The inventors have been test specimens 16 which had a diameter of 6 mm, and the bodies were subjected to the above treatment. A load was applied to the center while supporting the ends, and the bodies flexed by about 1 mm. The condition of the surface layer was examined.

In the test specimen, on the oxidation was applied occurred on the surface layer replacement on. In the test specimen, on the oxygen diffusion was applied occurred on the surface layer Cracking on, and the specimen on the Oxygen diffusion and carburizing were applied, none occurred abnormality one.

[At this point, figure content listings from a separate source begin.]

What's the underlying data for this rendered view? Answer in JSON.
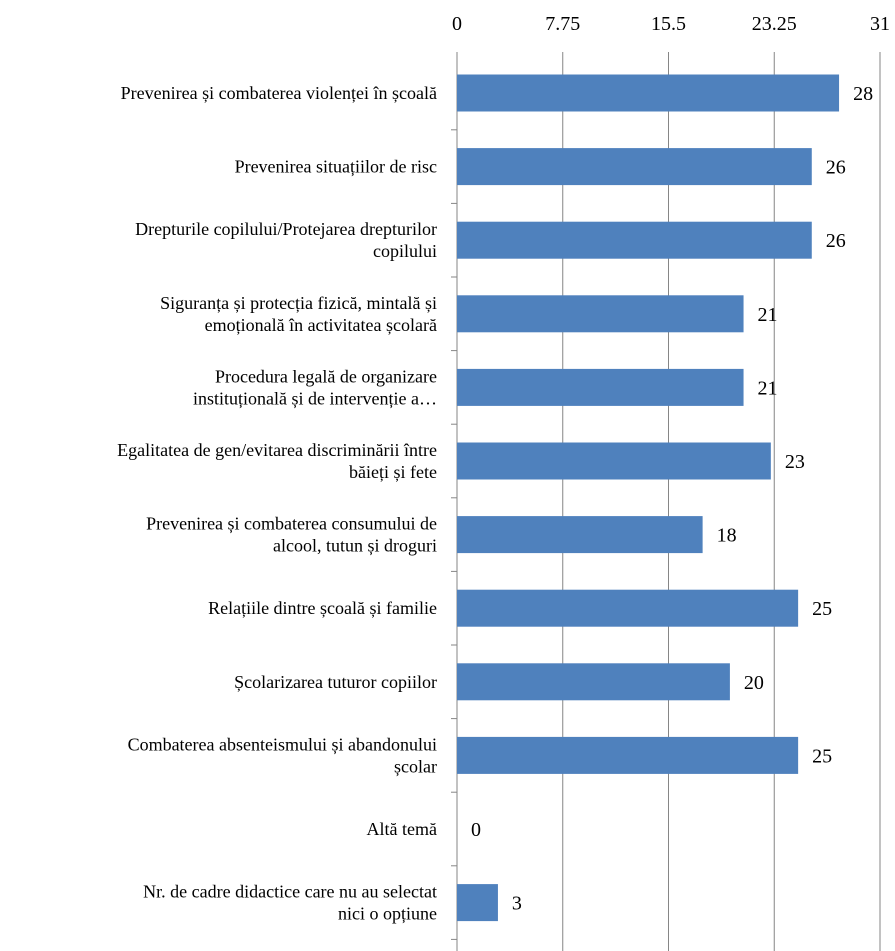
{
  "chart_data": {
    "type": "bar",
    "orientation": "horizontal",
    "title": "",
    "xlabel": "",
    "ylabel": "",
    "xlim": [
      0,
      31
    ],
    "x_ticks": [
      "0",
      "7.75",
      "15.5",
      "23.25",
      "31"
    ],
    "x_axis_position": "top",
    "grid": true,
    "legend": "none",
    "bar_color": "#4f81bd",
    "categories": [
      [
        "Prevenirea și combaterea violenței în școală"
      ],
      [
        "Prevenirea situațiilor de risc"
      ],
      [
        "Drepturile copilului/Protejarea drepturilor",
        "copilului"
      ],
      [
        "Siguranța și protecția fizică, mintală și",
        "emoțională în activitatea școlară"
      ],
      [
        "Procedura legală de organizare",
        "instituțională și de intervenție a…"
      ],
      [
        "Egalitatea de gen/evitarea discriminării între",
        "băieți și fete"
      ],
      [
        "Prevenirea și combaterea consumului de",
        "alcool, tutun și droguri"
      ],
      [
        "Relațiile dintre școală și familie"
      ],
      [
        "Școlarizarea tuturor copiilor"
      ],
      [
        "Combaterea absenteismului și  abandonului",
        "școlar"
      ],
      [
        "Altă temă"
      ],
      [
        "Nr. de cadre didactice care nu au selectat",
        "nici o opțiune"
      ]
    ],
    "values": [
      28,
      26,
      26,
      21,
      21,
      23,
      18,
      25,
      20,
      25,
      0,
      3
    ],
    "data_labels": [
      "28",
      "26",
      "26",
      "21",
      "21",
      "23",
      "18",
      "25",
      "20",
      "25",
      "0",
      "3"
    ]
  }
}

In Considering the results is applied to the test piece, to the oxidation was, the hard, brittle Oxide attached to the surface layer is formed, detached. In the test piece on the Only one oxygen diffusion layer was attached occurred as a result one too big Hardness the surface layer Cracking on, and the specimen, on oxygen diffusion and carburizing were used was conditional by a slight reduction in the hardness of the surface layer achieved an advantage.

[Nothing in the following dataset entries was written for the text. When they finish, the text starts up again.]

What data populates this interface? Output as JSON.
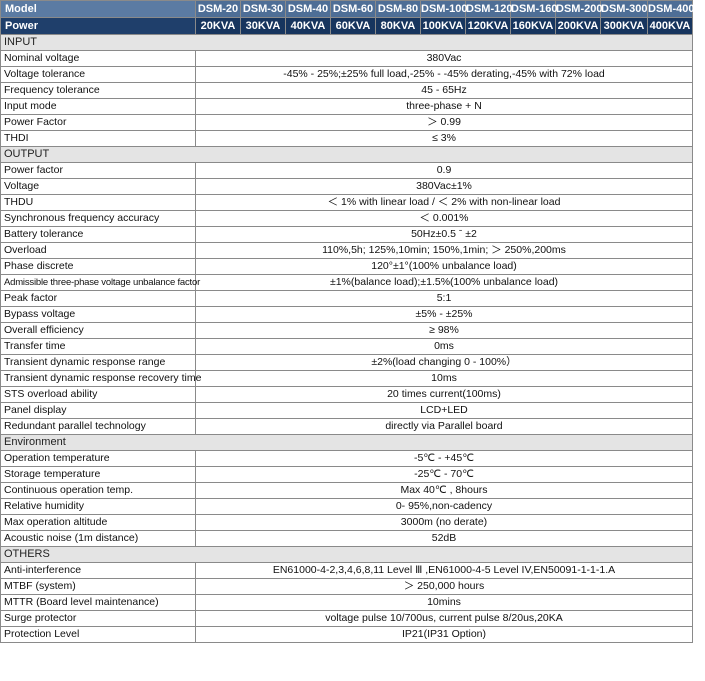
{
  "header": {
    "model_label": "Model",
    "power_label": "Power",
    "models": [
      "DSM-20",
      "DSM-30",
      "DSM-40",
      "DSM-60",
      "DSM-80",
      "DSM-100",
      "DSM-120",
      "DSM-160",
      "DSM-200",
      "DSM-300",
      "DSM-400"
    ],
    "powers": [
      "20KVA",
      "30KVA",
      "40KVA",
      "60KVA",
      "80KVA",
      "100KVA",
      "120KVA",
      "160KVA",
      "200KVA",
      "300KVA",
      "400KVA"
    ]
  },
  "rows": [
    {
      "type": "section",
      "label": "INPUT"
    },
    {
      "label": "Nominal voltage",
      "value": "380Vac"
    },
    {
      "label": "Voltage tolerance",
      "value": "-45% - 25%;±25% full load,-25% - -45% derating,-45% with 72% load"
    },
    {
      "label": "Frequency tolerance",
      "value": "45 - 65Hz"
    },
    {
      "label": "Input mode",
      "value": "three-phase + N"
    },
    {
      "label": "Power Factor",
      "value": "＞ 0.99"
    },
    {
      "label": "THDI",
      "value": "≤  3%"
    },
    {
      "type": "section",
      "label": "OUTPUT"
    },
    {
      "label": "Power factor",
      "value": "0.9"
    },
    {
      "label": "Voltage",
      "value": "380Vac±1%"
    },
    {
      "label": "THDU",
      "value": "＜ 1% with linear load /  ＜ 2% with non-linear load"
    },
    {
      "label": "Synchronous frequency accuracy",
      "value": "＜ 0.001%"
    },
    {
      "label": "Battery tolerance",
      "value": "50Hz±0.5 ˉ ±2"
    },
    {
      "label": "Overload",
      "value": "110%,5h; 125%,10min; 150%,1min; ＞ 250%,200ms"
    },
    {
      "label": "Phase discrete",
      "value": "120°±1°(100% unbalance load)"
    },
    {
      "label": "Admissible three-phase voltage unbalance factor",
      "value": "±1%(balance load);±1.5%(100% unbalance load)",
      "narrow": true
    },
    {
      "label": "Peak factor",
      "value": "5:1"
    },
    {
      "label": "Bypass voltage",
      "value": "±5% - ±25%"
    },
    {
      "label": "Overall efficiency",
      "value": "≥  98%"
    },
    {
      "label": "Transfer time",
      "value": "0ms"
    },
    {
      "label": "Transient dynamic response range",
      "value": "±2%(load changing 0 - 100%）"
    },
    {
      "label": "Transient dynamic response recovery time",
      "value": "10ms"
    },
    {
      "label": "STS overload ability",
      "value": "20 times current(100ms)"
    },
    {
      "label": "Panel display",
      "value": "LCD+LED"
    },
    {
      "label": "Redundant parallel technology",
      "value": "directly  via Parallel board"
    },
    {
      "type": "section",
      "label": "Environment"
    },
    {
      "label": "Operation temperature",
      "value": "-5℃ - +45℃"
    },
    {
      "label": "Storage temperature",
      "value": "-25℃ - 70℃"
    },
    {
      "label": "Continuous operation temp.",
      "value": "Max 40℃ , 8hours"
    },
    {
      "label": "Relative humidity",
      "value": "0- 95%,non-cadency"
    },
    {
      "label": "Max operation altitude",
      "value": "3000m (no derate)"
    },
    {
      "label": "Acoustic noise (1m distance)",
      "value": "52dB"
    },
    {
      "type": "section",
      "label": "OTHERS"
    },
    {
      "label": "Anti-interference",
      "value": "EN61000-4-2,3,4,6,8,11  Level Ⅲ ,EN61000-4-5 Level IV,EN50091-1-1-1.A"
    },
    {
      "label": "MTBF (system)",
      "value": "＞ 250,000 hours"
    },
    {
      "label": "MTTR (Board level maintenance)",
      "value": "10mins"
    },
    {
      "label": "Surge protector",
      "value": "voltage pulse 10/700us,    current pulse 8/20us,20KA"
    },
    {
      "label": "Protection  Level",
      "value": "IP21(IP31 Option)"
    }
  ]
}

The present invention is also applicable an intermetallic Ti-Al compound can be applied.

The The foregoing refers only to embodiments of the invention. Various modifications and changes may be made by those skilled in the art without departing from the scope of the claims.

Claims (13)

A Ti alloy poppet valve consisting of a valve stem and a valve disk, the valve having a surface layer comprising an oxygen diffusion layer of an interstitial solid solution of 0 in Ti, characterized in that a ratio of oxygen atoms to atomic number in total in the oxygen diffusion layer 4 to 12 % is. A Ti alloy poppet valve according to claim 1, wherein the oxygen diffusion layer further contains carbon atoms. A Ti alloy poppet valve according to claim 1, wherein the oxygen diffusion layer has a depth of 50 μm. A Ti alloy poppet valve according to claim 1, wherein the valve made of α - β-Ti alloy consists. A Ti alloy poppet valve according to claim 4, wherein the α - β-Ti alloy Ti-6Al-4V is. A method of making a Ti alloy poppet valve, the method comprising the steps of: introducing O ₂ into an oven to maintain the oxygen density below the stoichiometric amount for the formation of titanium dioxides in the oven, and heating the valve for 1 to 4 hours at a temperature of 700 to 840 ° C for introducing oxygen atoms into titanium of the valve to form a Ti-O interstitial solid solution, thereby increasing the wear resistance of the valve. The method of claim 6, wherein the oxygen density at a total surface area of the valve is 1.10 × 10 ^-7 g / cm ² to 1.47 × 10 ^-6 g / cm ² . The method of claim 6, wherein the heating step is carried out at a temperature of 750 to 800 C. The method of claim 6, wherein the heating step Performed for 2 to 3 hours becomes. The method of claim 6, wherein the furnace has a Vacuum heating furnace includes. The method of claim 6, wherein the furnace has a Plasma vacuum furnace into which a carburizing gas is fed, to introduce carbon atoms into titanium of the valve. The method of claim 6, wherein the valve is α - β-Ti alloy consists. The method of claim 12, wherein the α-β-Ti alloy is Ti-6Al-4V is.